Innovationen fördern

Die Forschung und Entwicklung neuer Produkte sowie der Einsatz von innovativen Technologien werden bereits jetzt durch die regulatorischen Rahmenbedingungen erschwert. Die ausreichende Vielfalt und Verfügbarkeit von effizienten Wirkstoffen ist jedoch dringend erforderlich, da aufgrund des Klimawandels ein verstärkter Krankheits- und Schädlingsdruck absehbar ist.

Die Industrie nimmt ihre Verantwortung wahr und plädiert für eine bessere Umsetzung bestehender Rechtsvorschriften und die Etablierung geeigneter Rahmenbedingungen, um in die Forschung und Entwicklung innovativer Pflanzenschutzmittel investieren zu können. Darüber hinaus bedarf es entsprechender Anreiz- und Unterstützungsmodelle sowie verstärkter Bildung und Beratung.
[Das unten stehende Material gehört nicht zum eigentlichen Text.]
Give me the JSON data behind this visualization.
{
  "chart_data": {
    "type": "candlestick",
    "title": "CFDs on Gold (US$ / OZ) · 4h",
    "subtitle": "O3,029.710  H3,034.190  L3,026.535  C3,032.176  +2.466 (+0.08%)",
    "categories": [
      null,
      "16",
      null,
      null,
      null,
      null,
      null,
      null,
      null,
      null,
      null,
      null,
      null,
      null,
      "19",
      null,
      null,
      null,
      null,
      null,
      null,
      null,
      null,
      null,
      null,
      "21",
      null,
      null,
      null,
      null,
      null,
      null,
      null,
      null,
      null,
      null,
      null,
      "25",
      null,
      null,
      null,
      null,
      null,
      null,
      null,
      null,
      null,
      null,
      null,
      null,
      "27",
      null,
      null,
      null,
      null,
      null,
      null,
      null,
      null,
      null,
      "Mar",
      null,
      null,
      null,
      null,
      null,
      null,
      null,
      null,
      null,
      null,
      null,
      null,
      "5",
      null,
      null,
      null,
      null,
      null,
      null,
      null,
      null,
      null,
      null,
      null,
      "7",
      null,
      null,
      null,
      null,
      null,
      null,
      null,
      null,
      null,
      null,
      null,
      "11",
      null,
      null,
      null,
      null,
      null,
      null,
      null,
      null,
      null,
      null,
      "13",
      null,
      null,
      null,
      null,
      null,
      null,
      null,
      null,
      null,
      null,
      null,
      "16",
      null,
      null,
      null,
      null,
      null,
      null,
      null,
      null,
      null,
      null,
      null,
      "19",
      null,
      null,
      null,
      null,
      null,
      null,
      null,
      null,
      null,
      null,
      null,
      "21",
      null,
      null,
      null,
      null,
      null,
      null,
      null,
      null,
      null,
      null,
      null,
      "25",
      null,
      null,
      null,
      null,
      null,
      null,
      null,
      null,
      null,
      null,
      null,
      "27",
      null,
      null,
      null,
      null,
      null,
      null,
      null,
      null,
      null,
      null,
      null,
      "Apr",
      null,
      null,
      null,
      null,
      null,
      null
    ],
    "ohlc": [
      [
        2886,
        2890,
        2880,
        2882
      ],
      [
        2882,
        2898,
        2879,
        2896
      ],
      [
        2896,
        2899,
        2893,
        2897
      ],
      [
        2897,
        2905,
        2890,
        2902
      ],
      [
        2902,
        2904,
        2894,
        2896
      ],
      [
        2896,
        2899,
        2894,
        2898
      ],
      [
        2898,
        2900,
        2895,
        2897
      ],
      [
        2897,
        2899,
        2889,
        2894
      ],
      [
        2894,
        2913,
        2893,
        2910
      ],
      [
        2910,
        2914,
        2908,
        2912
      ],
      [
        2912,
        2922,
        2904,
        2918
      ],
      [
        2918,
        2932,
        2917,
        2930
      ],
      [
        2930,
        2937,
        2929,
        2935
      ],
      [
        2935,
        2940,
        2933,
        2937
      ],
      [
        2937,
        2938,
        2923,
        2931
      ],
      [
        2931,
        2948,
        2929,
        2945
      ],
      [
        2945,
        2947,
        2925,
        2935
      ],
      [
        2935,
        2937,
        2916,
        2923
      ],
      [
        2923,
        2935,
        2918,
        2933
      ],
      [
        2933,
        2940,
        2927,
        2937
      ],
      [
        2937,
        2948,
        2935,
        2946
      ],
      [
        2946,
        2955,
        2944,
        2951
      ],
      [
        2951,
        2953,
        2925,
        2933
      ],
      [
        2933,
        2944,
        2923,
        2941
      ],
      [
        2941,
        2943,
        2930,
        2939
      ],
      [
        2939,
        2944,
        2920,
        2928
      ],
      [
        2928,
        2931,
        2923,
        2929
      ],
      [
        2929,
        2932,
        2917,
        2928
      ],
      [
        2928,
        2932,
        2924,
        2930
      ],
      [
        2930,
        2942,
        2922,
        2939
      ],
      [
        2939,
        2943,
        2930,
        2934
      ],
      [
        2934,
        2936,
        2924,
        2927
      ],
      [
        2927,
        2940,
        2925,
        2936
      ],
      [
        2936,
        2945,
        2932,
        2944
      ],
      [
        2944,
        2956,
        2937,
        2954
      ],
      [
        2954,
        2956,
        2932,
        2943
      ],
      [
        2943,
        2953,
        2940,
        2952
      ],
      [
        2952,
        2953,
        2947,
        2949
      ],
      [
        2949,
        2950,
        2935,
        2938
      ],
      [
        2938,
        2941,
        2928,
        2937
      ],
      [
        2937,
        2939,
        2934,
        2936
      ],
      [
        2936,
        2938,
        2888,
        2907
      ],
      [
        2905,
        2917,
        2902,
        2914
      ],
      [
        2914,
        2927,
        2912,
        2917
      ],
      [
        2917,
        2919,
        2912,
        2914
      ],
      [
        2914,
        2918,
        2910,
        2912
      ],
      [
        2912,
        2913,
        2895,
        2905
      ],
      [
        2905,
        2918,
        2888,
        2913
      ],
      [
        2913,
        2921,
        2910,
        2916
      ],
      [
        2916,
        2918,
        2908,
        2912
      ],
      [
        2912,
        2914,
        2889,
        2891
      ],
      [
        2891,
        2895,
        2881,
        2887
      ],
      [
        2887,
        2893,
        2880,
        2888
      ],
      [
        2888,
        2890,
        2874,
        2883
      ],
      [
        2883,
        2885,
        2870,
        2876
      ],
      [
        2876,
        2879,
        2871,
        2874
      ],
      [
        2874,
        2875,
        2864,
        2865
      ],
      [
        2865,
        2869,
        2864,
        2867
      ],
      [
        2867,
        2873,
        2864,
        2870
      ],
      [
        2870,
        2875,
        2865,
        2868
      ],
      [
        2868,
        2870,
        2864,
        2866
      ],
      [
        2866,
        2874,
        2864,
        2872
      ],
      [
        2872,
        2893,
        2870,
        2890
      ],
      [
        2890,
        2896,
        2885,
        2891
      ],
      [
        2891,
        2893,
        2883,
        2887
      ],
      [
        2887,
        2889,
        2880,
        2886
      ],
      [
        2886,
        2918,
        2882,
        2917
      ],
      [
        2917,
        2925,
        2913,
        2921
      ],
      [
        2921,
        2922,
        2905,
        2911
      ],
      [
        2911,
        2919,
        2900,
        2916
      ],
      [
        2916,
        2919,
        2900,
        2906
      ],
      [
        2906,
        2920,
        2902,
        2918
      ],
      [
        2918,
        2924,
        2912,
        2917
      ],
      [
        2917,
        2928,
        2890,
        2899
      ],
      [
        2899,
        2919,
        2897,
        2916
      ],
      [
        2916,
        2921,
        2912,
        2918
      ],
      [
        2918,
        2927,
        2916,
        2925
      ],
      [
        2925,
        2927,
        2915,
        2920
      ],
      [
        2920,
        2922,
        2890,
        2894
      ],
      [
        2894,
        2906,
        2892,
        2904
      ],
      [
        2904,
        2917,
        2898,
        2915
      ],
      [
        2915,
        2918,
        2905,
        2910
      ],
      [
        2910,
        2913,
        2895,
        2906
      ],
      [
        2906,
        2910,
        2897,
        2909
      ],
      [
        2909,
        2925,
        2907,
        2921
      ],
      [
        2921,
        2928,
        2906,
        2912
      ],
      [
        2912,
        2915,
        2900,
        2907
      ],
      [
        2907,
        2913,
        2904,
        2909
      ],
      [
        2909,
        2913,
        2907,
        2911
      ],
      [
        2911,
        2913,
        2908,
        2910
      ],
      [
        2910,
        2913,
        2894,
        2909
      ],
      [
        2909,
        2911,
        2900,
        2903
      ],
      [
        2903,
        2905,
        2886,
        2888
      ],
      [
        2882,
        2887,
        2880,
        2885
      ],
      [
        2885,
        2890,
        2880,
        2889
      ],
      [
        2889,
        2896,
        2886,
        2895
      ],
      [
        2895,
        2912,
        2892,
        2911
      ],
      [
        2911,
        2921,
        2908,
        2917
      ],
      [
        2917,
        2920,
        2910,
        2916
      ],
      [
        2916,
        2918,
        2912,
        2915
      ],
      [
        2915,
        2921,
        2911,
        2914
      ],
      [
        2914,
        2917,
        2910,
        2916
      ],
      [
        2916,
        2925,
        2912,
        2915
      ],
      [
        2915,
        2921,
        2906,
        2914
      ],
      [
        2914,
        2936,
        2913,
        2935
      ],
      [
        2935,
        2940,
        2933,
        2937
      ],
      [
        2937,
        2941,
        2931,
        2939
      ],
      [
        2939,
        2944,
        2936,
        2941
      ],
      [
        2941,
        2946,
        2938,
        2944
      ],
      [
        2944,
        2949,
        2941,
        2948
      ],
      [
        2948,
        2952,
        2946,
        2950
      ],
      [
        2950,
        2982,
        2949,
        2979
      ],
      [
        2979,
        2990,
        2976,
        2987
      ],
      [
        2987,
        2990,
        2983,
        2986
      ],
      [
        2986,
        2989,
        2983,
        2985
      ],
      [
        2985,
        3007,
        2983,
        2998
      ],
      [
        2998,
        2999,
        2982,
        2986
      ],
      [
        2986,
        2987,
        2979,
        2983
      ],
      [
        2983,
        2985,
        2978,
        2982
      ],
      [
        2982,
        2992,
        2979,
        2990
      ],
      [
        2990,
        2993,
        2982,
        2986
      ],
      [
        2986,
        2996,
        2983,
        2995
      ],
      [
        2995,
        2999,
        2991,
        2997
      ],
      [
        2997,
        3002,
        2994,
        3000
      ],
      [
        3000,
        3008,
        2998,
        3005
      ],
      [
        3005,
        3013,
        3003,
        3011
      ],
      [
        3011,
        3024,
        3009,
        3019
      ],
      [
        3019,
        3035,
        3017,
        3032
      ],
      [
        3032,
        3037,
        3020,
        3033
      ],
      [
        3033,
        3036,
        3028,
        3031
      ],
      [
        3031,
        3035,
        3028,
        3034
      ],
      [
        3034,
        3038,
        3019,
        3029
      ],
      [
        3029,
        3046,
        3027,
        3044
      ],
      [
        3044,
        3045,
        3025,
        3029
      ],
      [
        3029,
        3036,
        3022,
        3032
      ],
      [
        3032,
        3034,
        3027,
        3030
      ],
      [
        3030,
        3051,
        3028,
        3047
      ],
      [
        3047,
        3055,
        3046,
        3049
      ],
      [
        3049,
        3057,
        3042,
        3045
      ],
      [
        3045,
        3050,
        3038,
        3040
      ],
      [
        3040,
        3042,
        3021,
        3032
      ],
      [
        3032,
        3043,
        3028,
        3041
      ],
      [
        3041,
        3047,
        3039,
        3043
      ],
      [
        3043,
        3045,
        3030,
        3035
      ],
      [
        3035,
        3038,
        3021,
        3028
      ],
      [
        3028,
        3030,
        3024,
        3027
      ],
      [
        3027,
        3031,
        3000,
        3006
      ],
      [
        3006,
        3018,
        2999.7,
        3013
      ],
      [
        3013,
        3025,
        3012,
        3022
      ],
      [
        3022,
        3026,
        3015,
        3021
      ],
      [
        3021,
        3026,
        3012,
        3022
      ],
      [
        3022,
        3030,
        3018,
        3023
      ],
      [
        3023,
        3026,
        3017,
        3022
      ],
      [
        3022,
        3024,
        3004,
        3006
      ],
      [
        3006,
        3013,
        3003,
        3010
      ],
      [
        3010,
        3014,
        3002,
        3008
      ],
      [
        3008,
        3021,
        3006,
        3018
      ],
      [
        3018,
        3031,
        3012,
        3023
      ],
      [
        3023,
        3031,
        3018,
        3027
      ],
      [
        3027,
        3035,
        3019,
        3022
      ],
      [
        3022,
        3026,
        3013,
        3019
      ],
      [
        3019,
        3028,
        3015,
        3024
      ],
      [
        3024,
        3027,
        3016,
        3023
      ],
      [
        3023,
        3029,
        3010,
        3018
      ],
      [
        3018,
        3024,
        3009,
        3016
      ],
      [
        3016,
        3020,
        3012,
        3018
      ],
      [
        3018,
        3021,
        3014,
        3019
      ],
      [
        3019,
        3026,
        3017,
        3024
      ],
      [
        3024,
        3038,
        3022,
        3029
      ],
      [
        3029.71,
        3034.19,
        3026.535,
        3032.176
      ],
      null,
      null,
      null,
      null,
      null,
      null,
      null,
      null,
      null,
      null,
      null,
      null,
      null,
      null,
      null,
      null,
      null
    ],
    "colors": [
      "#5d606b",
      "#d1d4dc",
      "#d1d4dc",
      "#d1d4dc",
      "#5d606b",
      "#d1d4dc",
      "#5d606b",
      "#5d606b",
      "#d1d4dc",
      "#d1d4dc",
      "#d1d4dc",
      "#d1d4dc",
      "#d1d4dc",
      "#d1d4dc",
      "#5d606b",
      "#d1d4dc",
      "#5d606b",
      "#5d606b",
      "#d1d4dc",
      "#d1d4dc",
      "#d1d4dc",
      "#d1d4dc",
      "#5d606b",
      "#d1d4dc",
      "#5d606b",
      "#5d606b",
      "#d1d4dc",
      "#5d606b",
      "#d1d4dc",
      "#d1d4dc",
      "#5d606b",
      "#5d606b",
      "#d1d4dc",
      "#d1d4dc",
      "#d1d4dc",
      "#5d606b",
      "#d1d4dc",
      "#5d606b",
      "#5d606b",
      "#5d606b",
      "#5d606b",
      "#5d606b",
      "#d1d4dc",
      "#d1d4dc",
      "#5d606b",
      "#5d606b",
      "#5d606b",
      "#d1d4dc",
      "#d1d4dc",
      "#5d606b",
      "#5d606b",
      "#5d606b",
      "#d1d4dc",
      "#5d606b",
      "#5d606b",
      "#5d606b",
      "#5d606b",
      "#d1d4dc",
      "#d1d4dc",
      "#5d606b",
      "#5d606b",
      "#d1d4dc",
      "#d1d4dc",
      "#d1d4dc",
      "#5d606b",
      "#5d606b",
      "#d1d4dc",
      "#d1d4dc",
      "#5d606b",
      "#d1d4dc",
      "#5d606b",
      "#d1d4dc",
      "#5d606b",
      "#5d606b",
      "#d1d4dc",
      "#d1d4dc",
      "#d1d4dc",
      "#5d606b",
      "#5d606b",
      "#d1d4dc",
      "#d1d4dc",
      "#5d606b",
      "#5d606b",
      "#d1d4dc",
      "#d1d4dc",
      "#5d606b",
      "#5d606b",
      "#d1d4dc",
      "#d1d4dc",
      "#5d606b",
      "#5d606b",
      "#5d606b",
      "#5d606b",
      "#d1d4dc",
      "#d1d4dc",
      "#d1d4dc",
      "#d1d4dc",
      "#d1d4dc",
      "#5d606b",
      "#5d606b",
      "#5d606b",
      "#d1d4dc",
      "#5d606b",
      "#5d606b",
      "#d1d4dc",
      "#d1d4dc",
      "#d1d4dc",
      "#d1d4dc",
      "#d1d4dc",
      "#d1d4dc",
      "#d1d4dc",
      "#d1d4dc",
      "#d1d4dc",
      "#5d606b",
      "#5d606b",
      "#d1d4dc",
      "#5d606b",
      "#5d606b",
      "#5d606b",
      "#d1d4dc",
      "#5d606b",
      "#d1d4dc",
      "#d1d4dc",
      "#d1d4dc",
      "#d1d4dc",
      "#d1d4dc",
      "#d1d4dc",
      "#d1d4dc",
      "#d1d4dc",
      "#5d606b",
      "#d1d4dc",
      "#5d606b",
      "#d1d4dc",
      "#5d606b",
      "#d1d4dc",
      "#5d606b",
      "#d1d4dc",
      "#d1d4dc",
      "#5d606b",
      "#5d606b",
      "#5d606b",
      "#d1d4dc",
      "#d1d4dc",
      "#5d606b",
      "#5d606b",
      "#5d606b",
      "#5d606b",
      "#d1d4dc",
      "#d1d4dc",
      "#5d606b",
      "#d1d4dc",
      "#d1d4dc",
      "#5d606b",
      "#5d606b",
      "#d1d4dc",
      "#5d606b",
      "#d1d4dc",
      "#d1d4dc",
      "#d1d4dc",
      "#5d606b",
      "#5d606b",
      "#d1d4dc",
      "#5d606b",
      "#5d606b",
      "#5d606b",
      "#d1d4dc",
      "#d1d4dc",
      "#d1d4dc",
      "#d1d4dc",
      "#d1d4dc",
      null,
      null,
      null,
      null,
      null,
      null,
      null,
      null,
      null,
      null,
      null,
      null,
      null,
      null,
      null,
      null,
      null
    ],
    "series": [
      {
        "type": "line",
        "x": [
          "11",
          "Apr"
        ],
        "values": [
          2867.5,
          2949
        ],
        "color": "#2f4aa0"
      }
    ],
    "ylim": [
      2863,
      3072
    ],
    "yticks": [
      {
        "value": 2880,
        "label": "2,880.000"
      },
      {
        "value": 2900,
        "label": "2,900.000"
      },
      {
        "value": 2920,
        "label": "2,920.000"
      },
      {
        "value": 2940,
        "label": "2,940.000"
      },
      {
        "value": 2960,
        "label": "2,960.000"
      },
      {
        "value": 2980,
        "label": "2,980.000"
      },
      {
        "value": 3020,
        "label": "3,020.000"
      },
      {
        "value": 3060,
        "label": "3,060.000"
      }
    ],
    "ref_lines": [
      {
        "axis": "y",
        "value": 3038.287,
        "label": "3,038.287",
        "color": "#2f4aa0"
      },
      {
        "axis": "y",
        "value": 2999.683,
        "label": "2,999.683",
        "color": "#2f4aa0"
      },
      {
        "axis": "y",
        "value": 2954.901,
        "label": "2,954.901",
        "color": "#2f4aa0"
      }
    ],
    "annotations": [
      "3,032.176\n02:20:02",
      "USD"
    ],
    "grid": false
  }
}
Folgenabschätzung gefordert

Um die angestrebten Ziele zu erreichen und gleichzeitig sicherzustellen, dass die europäische Landwirtschaft weiterhin auf hohem Niveau produzieren kann, ist ein ganzheitlicher Ansatz erforderlich. Der FCIO spricht sich daher für eine unabhängige und umfassende Folgenabschätzung aus – noch bevor jegliche gesetzliche Entscheidungen getroffen werden.